Although Ga may be used for multiobjective optimization and it gives pareto optimal solutions in place of single solution but NN gives only a single solution at a time. Then which set is considered as ioptimum solution?
I think, you may find the optimum solution by trial and error method by using artificial neural network. Optimum solution may be decided based on objectives.
I'm not sure in multi-objective optimization, but I've already seen the application of NN in order to detect promising areas in the search space, considering a single evaluation function. The multi-objective case is more complicated, however I would say that you can used it in the same way as well.

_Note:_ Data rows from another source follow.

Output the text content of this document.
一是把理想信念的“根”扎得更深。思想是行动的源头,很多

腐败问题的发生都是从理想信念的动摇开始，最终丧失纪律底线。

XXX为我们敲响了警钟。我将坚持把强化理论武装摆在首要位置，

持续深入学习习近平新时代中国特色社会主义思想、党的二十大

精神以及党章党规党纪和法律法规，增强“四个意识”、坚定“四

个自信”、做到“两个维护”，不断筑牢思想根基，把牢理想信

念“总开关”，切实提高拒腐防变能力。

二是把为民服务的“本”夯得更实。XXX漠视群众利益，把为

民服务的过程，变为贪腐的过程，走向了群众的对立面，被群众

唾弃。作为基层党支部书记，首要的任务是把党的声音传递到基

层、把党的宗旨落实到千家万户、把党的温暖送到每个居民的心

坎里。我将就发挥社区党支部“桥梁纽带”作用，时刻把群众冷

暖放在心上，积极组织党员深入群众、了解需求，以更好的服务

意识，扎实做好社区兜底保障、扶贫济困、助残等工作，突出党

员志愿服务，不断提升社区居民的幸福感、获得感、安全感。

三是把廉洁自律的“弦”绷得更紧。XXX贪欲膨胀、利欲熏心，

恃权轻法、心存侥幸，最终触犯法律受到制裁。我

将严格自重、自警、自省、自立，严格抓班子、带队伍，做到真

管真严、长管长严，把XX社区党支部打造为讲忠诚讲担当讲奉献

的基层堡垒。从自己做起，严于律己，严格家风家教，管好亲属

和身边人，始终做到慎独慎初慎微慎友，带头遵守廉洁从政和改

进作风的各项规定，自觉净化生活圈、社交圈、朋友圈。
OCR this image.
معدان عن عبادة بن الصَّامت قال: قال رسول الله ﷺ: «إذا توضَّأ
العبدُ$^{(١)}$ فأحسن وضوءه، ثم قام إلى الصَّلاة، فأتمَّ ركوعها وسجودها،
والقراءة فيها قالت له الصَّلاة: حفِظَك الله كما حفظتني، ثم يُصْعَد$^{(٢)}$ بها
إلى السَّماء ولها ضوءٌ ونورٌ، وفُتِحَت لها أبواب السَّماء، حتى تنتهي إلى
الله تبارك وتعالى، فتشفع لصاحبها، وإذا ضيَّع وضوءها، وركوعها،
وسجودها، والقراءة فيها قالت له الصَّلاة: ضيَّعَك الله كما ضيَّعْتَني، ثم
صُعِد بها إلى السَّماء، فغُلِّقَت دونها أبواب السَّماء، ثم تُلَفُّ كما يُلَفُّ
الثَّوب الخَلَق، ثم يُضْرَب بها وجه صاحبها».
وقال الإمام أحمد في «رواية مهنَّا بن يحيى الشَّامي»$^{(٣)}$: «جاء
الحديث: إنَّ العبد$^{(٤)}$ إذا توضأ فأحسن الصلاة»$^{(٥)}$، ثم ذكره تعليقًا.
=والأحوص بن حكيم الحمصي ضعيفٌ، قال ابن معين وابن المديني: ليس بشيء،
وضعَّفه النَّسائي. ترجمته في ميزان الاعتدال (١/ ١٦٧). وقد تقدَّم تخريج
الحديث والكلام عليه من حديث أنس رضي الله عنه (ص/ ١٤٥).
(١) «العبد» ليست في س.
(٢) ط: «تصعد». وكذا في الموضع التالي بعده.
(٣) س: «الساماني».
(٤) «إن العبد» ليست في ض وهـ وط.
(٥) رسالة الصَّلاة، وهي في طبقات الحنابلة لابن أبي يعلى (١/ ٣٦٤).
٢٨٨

I do not know how to apply one neural network for multiobjective optimzation problems. In these problems all Pareto optimal solutions are considered solutions, in the normal case there are infinitely many of them. An often adopted idea is to apply a scalarization like e.g. weighted sum, Zeleny's displaced ideal or Wierzbicki's reference point approaches. Using these (each of them is parametrized) produce one or several Pareto solutions and present these to a decision maker to evaluate them. The result will normally be the wish to change certain aspects of some of the solution - leading to a re-solve with changed parameters. Thus the decision maker learns about the properties of the model (if I want to improve one objective - what do I have to sacrifice wrt. to the others?)
Repeating this process might relsult in an accepted compromise solution among the Pareto optimal ones.
As search algorithms imply no guarantee for optimality, I doubt that GS or NN could ensure yielding Pareto optimal optimal points.